A Durangoan scored some pretty precious ink last week. Brit Eaton, owner of Carpe Diem and a local yard sale/flea market regular, landed a story in the March 9 edition of the New York Times. The title of the story was “Indians Jeans.”

The tale opened by saying that “heritage” and “authenticity” are dominating current fashion trends, and Eaton is the “closest thing we’ve got to a fashion archaeologist.”

“He’s the first domino in a chain that eventually tumbles into department stores,” the story stated. “The discarded, often filthy garments and fabric swatches that he deals in not only hold the secrets to the shapes, dyes, weaves and details of the styles of tomorrow, they also represent a forgotten time and place.”

Carpe Denim, Eaton’s College Avenue store, specializes in “pre-20th-century denim,” and his clients include some of the biggest names in the fashion industry as well as Hollywood icons.
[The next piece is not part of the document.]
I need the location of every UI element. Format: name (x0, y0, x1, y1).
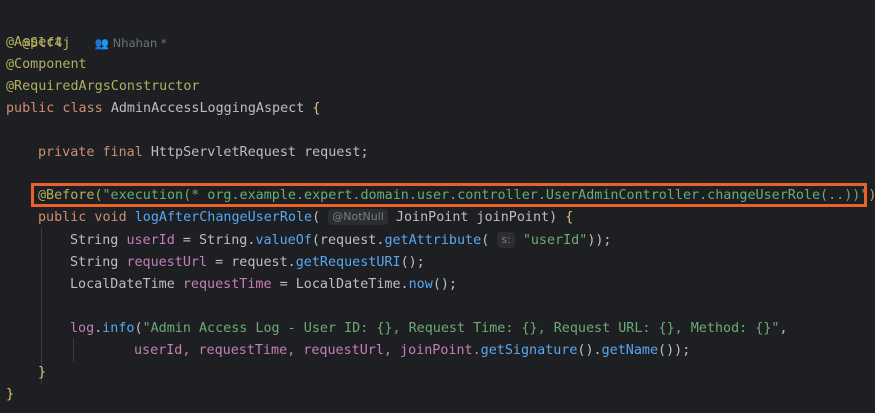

“Eaton, 38, is the best in his field, and not just because he has a great eye for combing flea markets,” the story continues. “Equipped with old maps of ghost towns and abandoned mining camps, he has hit the road in search of denim 10 days of every month for the last 10 years. Since a great score can fetch more than $10,000, he’s pretty sanguine when he comes up empty.”

Following his “pirate nature,” Eaton and the author go hunting for priceless pants in Billings, Mont. Along the way, he explains, “Denim is like a canvas that paints itself through time. A 1950s jean bought secondhand will outlast a 2007 jean.”

The world’s greatest ...

Speaking of limelight, a Durango institution landed some technicolor and a lofty title this week. On March 17-19, the Rocky Mountain Institute of Healing Arts was featured on the television show, “The World’s Greatest … ,” as the world’s greatest massage school.

“We were impressed by the school’s holistic approach,” said Rob Ash, the show’s assistant producer. “They are dedicated to rigorous academics yet also focus on personal growth and creativity.”

Filming was done last September and the show aired last week on ION channel. The program features an interview with Rebecca Mauldin, director of the school, classroom action shots and views of Durango.

The Rocky Mountain Institute of Healing Arts started in Dolores in 2001 and has operated in Durango since 2002.